Ta strona korzysta z plików Cookies. Zasady ich wykorzystania są opisane w naszej Polityce prywatności. W każdej chwili możesz wyłączyć Cookies w przeglądarce.
Jak zareagowaly sie Wasze starsze pociechy, kiedy dowiedziały sie że będą miały rodzeństwo, i jaka była reakcja jak juz nowy braciszek lub siostrzyczka pojawił(a) sie w ich życiu? Czy była to miła i ciepła reakcja, a moze jakis mały bunt...?
Mój synek na razie nie ma rodzeństwa. Jednak moja kuzynka niedawno urodziła drugie dziecko... Starsza siostrzyczka początkowo była zazdrosna, lecz po dłuugich rozmowach zaakceptowała siostrzyczkę i świata poza nią nie widzi Wszystko będize dobrze:)

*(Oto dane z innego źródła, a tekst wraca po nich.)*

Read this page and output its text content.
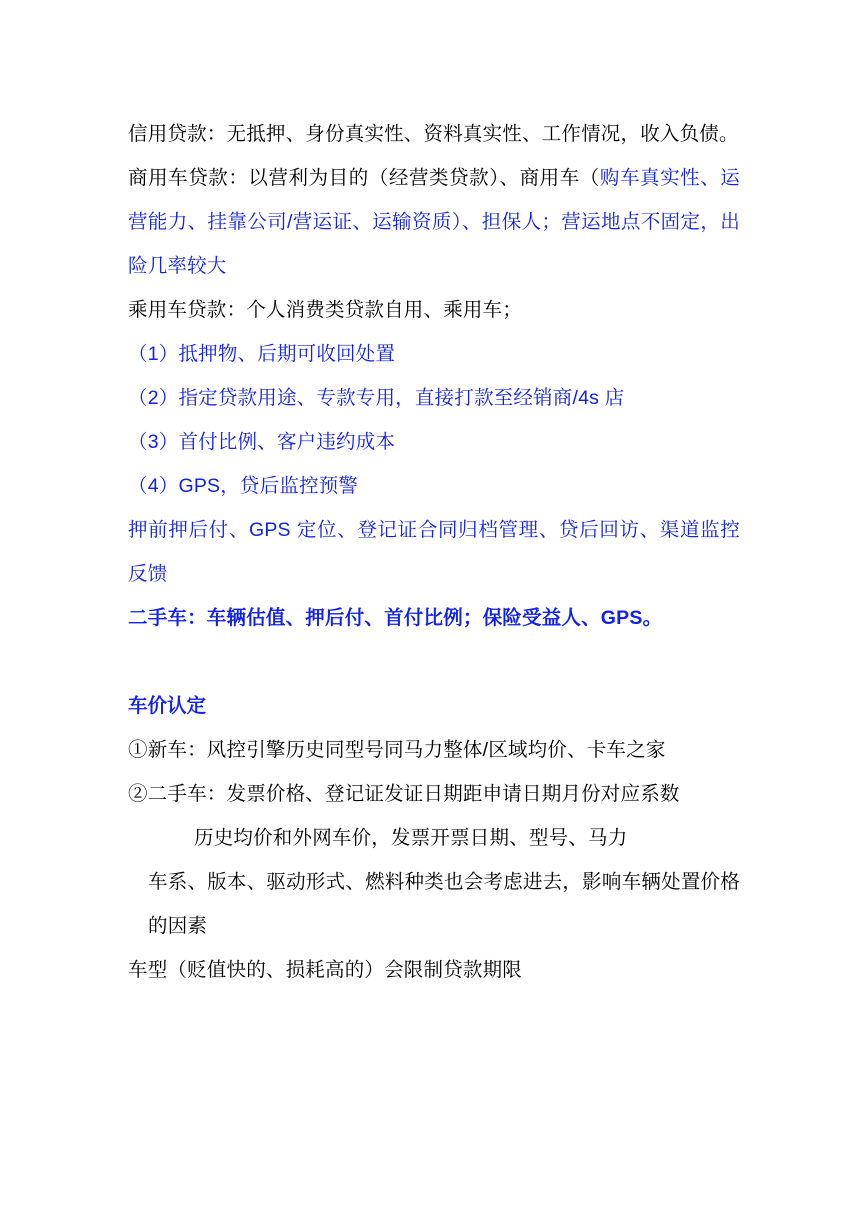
信用贷款：无抵押、身份真实性、资料真实性、工作情况，收入负债。

商用车贷款：以营利为目的（经营类贷款）、商用车（购车真实性、运营能力、挂靠公司/营运证、运输资质）、担保人；营运地点不固定，出险几率较大

乘用车贷款：个人消费类贷款自用、乘用车；

（1）抵押物、后期可收回处置

（2）指定贷款用途、专款专用，直接打款至经销商/4s 店

（3）首付比例、客户违约成本

（4）GPS，贷后监控预警

押前押后付、GPS 定位、登记证合同归档管理、贷后回访、渠道监控反馈

二手车：车辆估值、押后付、首付比例；保险受益人、GPS。

车价认定

①新车：风控引擎历史同型号同马力整体/区域均价、卡车之家

②二手车：发票价格、登记证发证日期距申请日期月份对应系数

历史均价和外网车价，发票开票日期、型号、马力

车系、版本、驱动形式、燃料种类也会考虑进去，影响车辆处置价格的因素

车型（贬值快的、损耗高的）会限制贷款期限
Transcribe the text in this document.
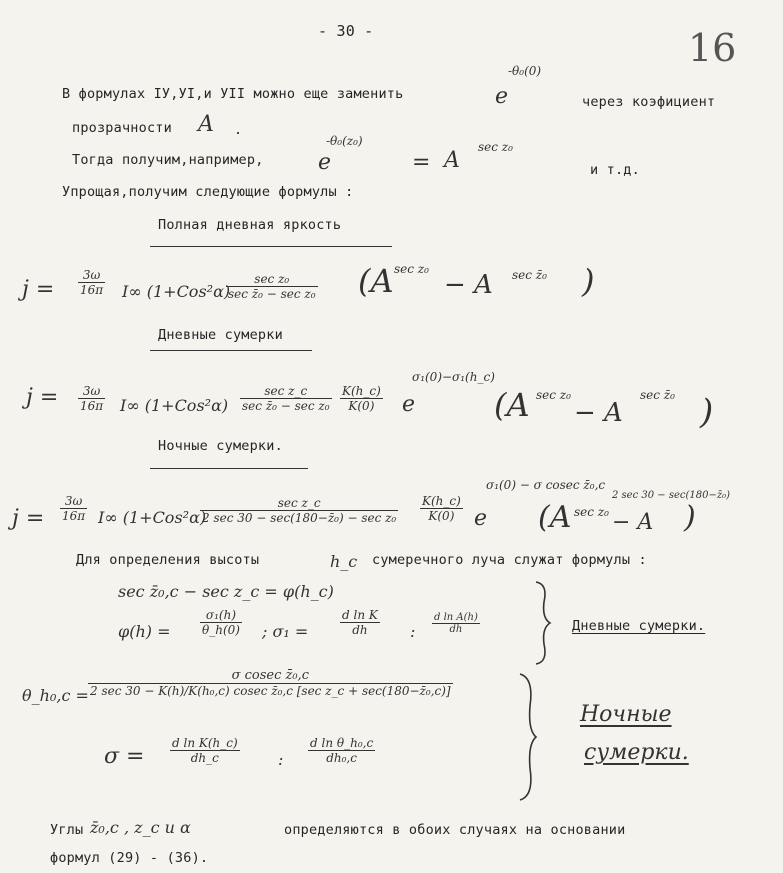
- 30 -	16
В формулах IУ,УI,и УII можно еще заменить	e
-θ₀(0)
через коэфициент
прозрачности A .
Тогда получим,например, e
-θ₀(z₀)
= A
sec z₀
и т.д.
Упрощая,получим следующие формулы :
Полная дневная яркость
$j = \frac{3\omega}{16\pi} I\infty$ (1+Cos²α)
sec z₀
sec z̄₀ − sec z₀ (A sec z₀
− A sec z̄₀ )
Дневные сумерки
$j = \frac{3\omega}{16\pi} I\infty$ (1+Cos²α)
sec z_c
sec z̄₀ − $\sec z_0 \frac{K(h\_c)}{K(0)}$ e
σ₁(0)−σ₁(h_c)
(A sec z₀
− A
sec z̄₀ )
Ночные сумерки.
$j = \frac{3\omega}{16\pi} I\infty$ (1+Cos²α)
sec z_c
2 sec 30 − sec(180−z̄₀) − $\sec z_0 \frac{K(h\_c)}{K(0)}$ e
σ₁(0) − σ cosec z̄₀,c
(A sec z₀ − A
2 sec 30 − sec(180−z̄₀)
)
Для определения высоты	h_c сумеречного луча служат формулы :
sec z̄₀,c − sec z_c = φ(h_c)
$\varphi(h) = \frac{\text{σ₁(h)}}{\theta\_h(0)}$ ; σ₁ =	$\frac{\text{d ln K}}{dh}$ : $\frac{\text{d ln A(h)}}{dh}$	Дневные сумерки.
θ_h₀,c =
σ cosec z̄₀,c
2 sec 30 − K(h)/K(h₀,c) cosec z̄₀,c [sec z_c + sec(180−z̄₀,c)]
$\sigma = \frac{\text{d ln K(h\_c)}}{dh\_c}$ : $\frac{\text{d ln θ\_h₀,c}}{\text{dh₀,c}}$
Ночные
сумерки.
Углы z̄₀,c , z_c и α	определяются в обоих случаях на основании
формул (29) - (36).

_____________________ "W miłości dwie wolności łączą się w jedną słodką niewolę."
Ariś jest zazdrosny o Gabrysię, ale tylko trochę bardzo ją lubi, tylko Mała często płacze dlatego go to irytuje. Ale rozczulił mnie przed wczoraj kiedy pojechałam do sisotry by zająć się Małą bo ona miała załatwienie, a Ariś przyjechał do nas do babci i jak wracał do domu to przybiegł do mnie i mówi "kocham Cię ciociu i dziękuję, że tak dobrze opiekowałaś się moją Gabrysią"
Podobno czym mniejsza różnica wieku tym lepiej, ale moja mama twierdzi odwrotnie moje rodzeństwo jest ode mnie trochę starsze i w sumie to jak to mama mówi dużo ją odciążali, sama pamiętam jak to moje siostry opowiadały mi bajki itp. To w sumie zależy od dziecka, w każdym pewnie pojawi się jakaś zazdrośc, ale należy dziecko przygotować i starać się być i dla jednego i dla drugiego.

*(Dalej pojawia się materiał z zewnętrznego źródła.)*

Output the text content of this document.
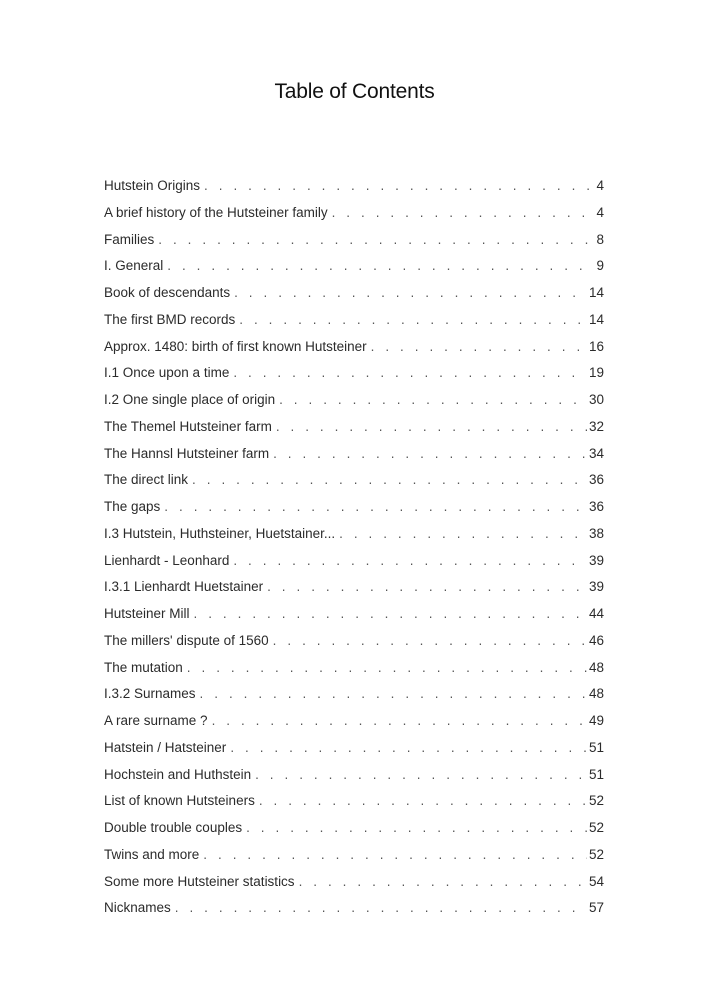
Table of Contents
Hutstein Origins . . .	4
A brief history of the Hutsteiner family . . .	4
Families . . .	8
I. General . . .	9
Book of descendants . . .	14
The first BMD records . . .	14
Approx. 1480: birth of first known Hutsteiner . . .	16
I.1 Once upon a time . . .	19
I.2 One single place of origin . . .	30
The Themel Hutsteiner farm . . .	32
The Hannsl Hutsteiner farm . . .	34
The direct link . . .	36
The gaps . . .	36
I.3 Hutstein, Huthsteiner, Huetstainer... . . .	38
Lienhardt - Leonhard . . .	39
I.3.1 Lienhardt Huetstainer . . .	39
Hutsteiner Mill . . .	44
The millers' dispute of 1560 . . .	46
The mutation . . .	48
I.3.2 Surnames . . .	48
A rare surname ? . . .	49
Hatstein / Hatsteiner . . .	51
Hochstein and Huthstein . . .	51
List of known Hutsteiners . . .	52
Double trouble couples . . .	52
Twins and more . . .	52
Some more Hutsteiner statistics . . .	54
Nicknames . . .	57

No pewnie, że swoją, wiadomo, że pozytywnie działa faktycznie mniejsza różnica wieku, choć ja nie narzekam teraz różnica miedzy mną a rodzeństwem się zatarła, a w dzieciństwie miałam się z kim bawić i do tej pory mam mojego cudownego przyjaciela z dzieciństwa, który w dizeciństwie był mi droższy niż moje rodzeństwo. Choć z drugiej strony między moimi dwoma środkowymi siostrami była różnica wieku dwa lata a tłukły się obie namiłosiernie i najbardziej i z nimi mama miała największy problem.